Watanabe Akinobu
Division of Paleontology, American Museum of Natural History, Central Park West at 79th Street, New York, NY, 10024, USA.
Richard Gilder Graduate School, American Museum of Natural History, Central Park West at 79th Street, New York, NY, 10024, USA.
Cladistics. 2016 Jun;32(3):317-334. doi: 10.1111/cla.12130. Epub 2015 Jul 15.
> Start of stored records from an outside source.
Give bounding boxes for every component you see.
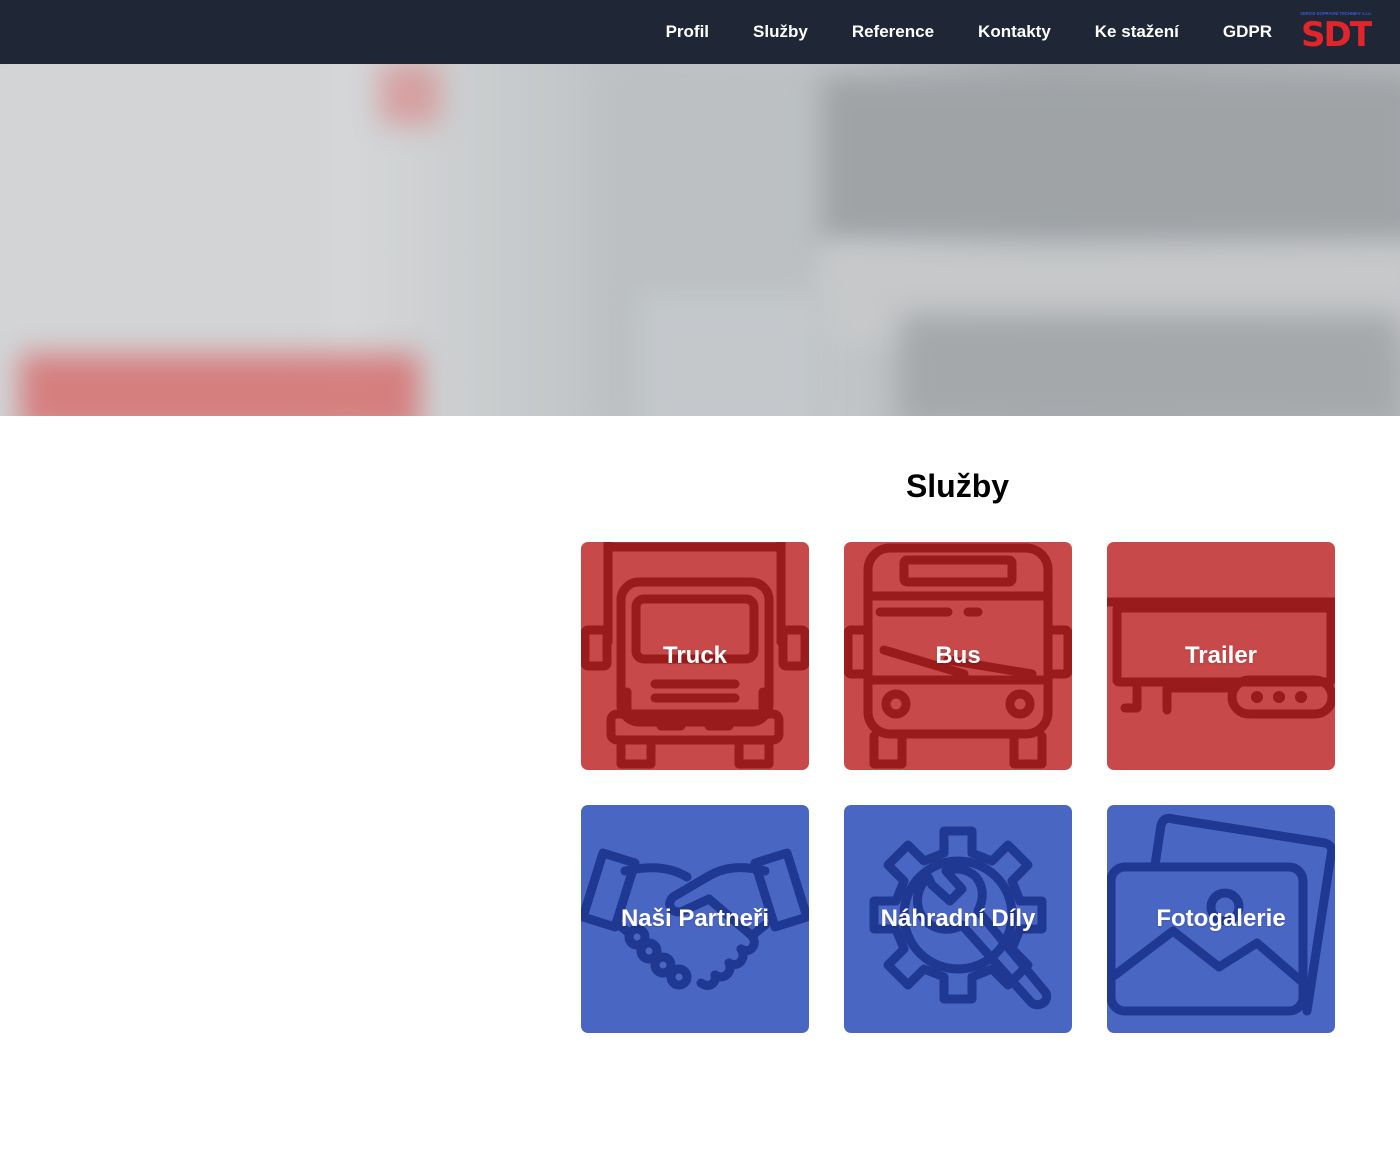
service-tile-bus[interactable]: Bus: [844, 542, 1072, 770]
tile-label-trailer: Trailer: [1184, 642, 1258, 669]
tile-label-truck: Truck: [662, 642, 728, 669]
service-tile-trailer[interactable]: Trailer: [1107, 542, 1335, 770]
services-heading: Služby: [905, 468, 1010, 504]
tile-label-photo-gallery: Fotogalerie: [1156, 905, 1286, 932]
service-tile-truck[interactable]: Truck: [581, 542, 809, 770]
tile-label-spare-parts: Náhradní Díly: [880, 905, 1036, 932]
main-nav: Profil Služby Reference Kontakty Ke staž…: [666, 0, 1272, 64]
service-tile-photo-gallery[interactable]: Fotogalerie: [1107, 805, 1335, 1033]
hero-banner-image: [0, 64, 1400, 416]
nav-item-reference[interactable]: Reference: [852, 22, 934, 42]
nav-item-profil[interactable]: Profil: [666, 22, 709, 42]
nav-item-gdpr[interactable]: GDPR: [1223, 22, 1272, 42]
top-navbar: Profil Služby Reference Kontakty Ke staž…: [0, 0, 1400, 64]
logo-text: SDT: [1301, 15, 1372, 50]
company-logo[interactable]: SERVIS DOPRAVNÍ TECHNIKY s.r.o. SDT: [1300, 8, 1372, 50]
nav-item-ke-stazeni[interactable]: Ke stažení: [1095, 22, 1179, 42]
tile-label-bus: Bus: [935, 642, 981, 669]
tile-label-partners: Naši Partneři: [620, 905, 770, 932]
nav-item-sluzby[interactable]: Služby: [753, 22, 808, 42]
service-tile-spare-parts[interactable]: Náhradní Díly: [844, 805, 1072, 1033]
nav-item-kontakty[interactable]: Kontakty: [978, 22, 1051, 42]
service-tile-partners[interactable]: Naši Partneři: [581, 805, 809, 1033]
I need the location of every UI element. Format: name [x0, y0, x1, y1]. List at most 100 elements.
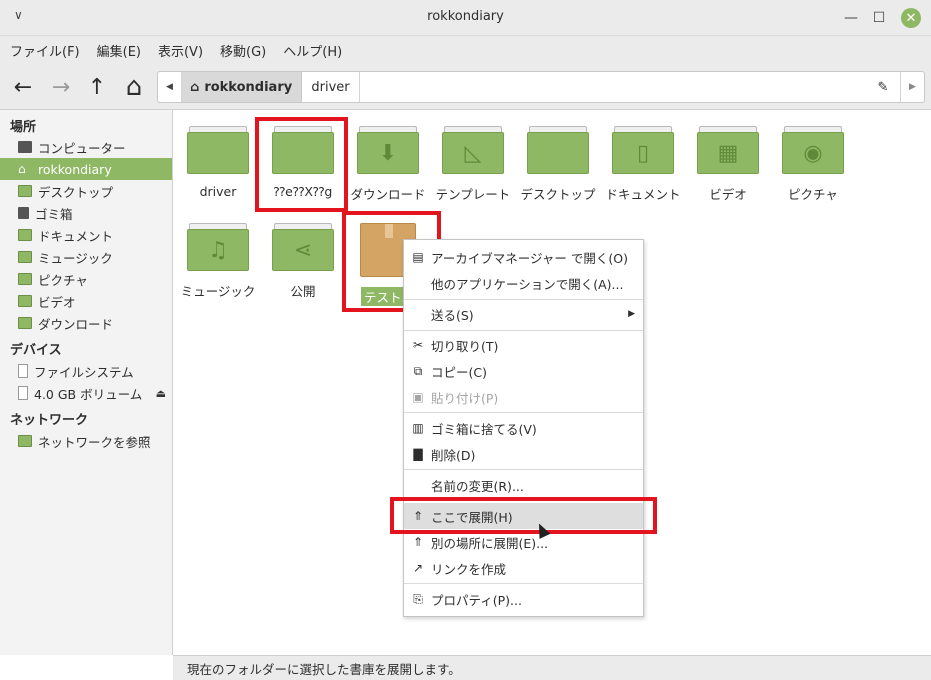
menu-separator	[404, 299, 643, 300]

Despite its ubiquity in the natural world, polymorphism is commonly disregarded or poorly sampled in phylogenetic analyses due to deliberate sampling strategy, inadequate sampling effort and limited specimen availability. Poor sampling of intraspecific variation engenders differential sampling of morphs within polymorphic species, which could generate conflicting tree topologies by altering the character-based affinity among taxa. To assess the potential magnitude of this impact, Polymorphic Entry Replacement Data Analysis (PERDA) was developed as a new script for the TNT phylogenetic program. This script simulates poor sampling of polymorphic taxa on a matrix of discrete characters by iteratively replacing each polymorphic state (e.g. [01]) with a randomly selected single state included in the original polymorphic coding (e.g. 0 or 1). The trees recovered from these subsampled data sets provide a distribution of tree distances, which indicates the level of incongruent trees resulting from different combinations of single states. Performing PERDA on empirical data sets shows alarming frequencies and magnitudes of conflicting tree topologies, demonstrating that poor sampling within polymorphic taxa could yield highly incompatible trees in many data sets. This troubling outcome undermines phylogenetic inferences based on data with poor intraspecific sampling, which is typical for palaeontological studies. With trees obtained from subsampled data sets, PERDA also generates a metaconsensus tree revealing interspecific relationships that become ambiguous due to documented levels of intraspecific variation. These collapsed clades point to taxa for which evidence should be sought to justify their taxonomic classification.
尽管多态性在自然界中无处不在,但由于刻意的抽样策略、抽样力度不足以及标本可得性有限,在系统发育分析中,多态性通常被忽视或抽样不足。种内变异抽样不足会导致多态物种内不同形态的抽样差异,这可能通过改变分类单元之间基于特征的亲缘关系而产生相互矛盾的树形拓扑结构。为了评估这种影响的潜在程度,多态性条目替换数据分析(PERDA)被开发为TNT系统发育程序的一个新脚本。该脚本通过将每个多态状态(例如[01])迭代替换为原始多态编码中包含的随机选择的单个状态(例如0或1),来模拟离散特征矩阵上多态分类单元的抽样不足。从这些二次抽样数据集中恢复的树形拓扑结构提供了树形距离的分布,这表明了由单个状态的不同组合导致的不一致树形拓扑结构的程度。对实证数据集进行PERDA分析显示,相互矛盾的树形拓扑结构的频率和程度令人担忧,这表明多态分类单元内抽样不足可能在许多数据集中产生高度不兼容的树形拓扑结构。这一令人不安的结果破坏了基于种内抽样不足的数据的系统发育推断,而这在古生物学研究中是很典型的。利用从二次抽样数据集中获得的树形拓扑结构,PERDA还生成了一个元共识树形拓扑结构,揭示了由于记录的种内变异水平而变得模糊的种间关系。这些合并的分支指向那些应该寻找证据来证明其分类地位的分类单元。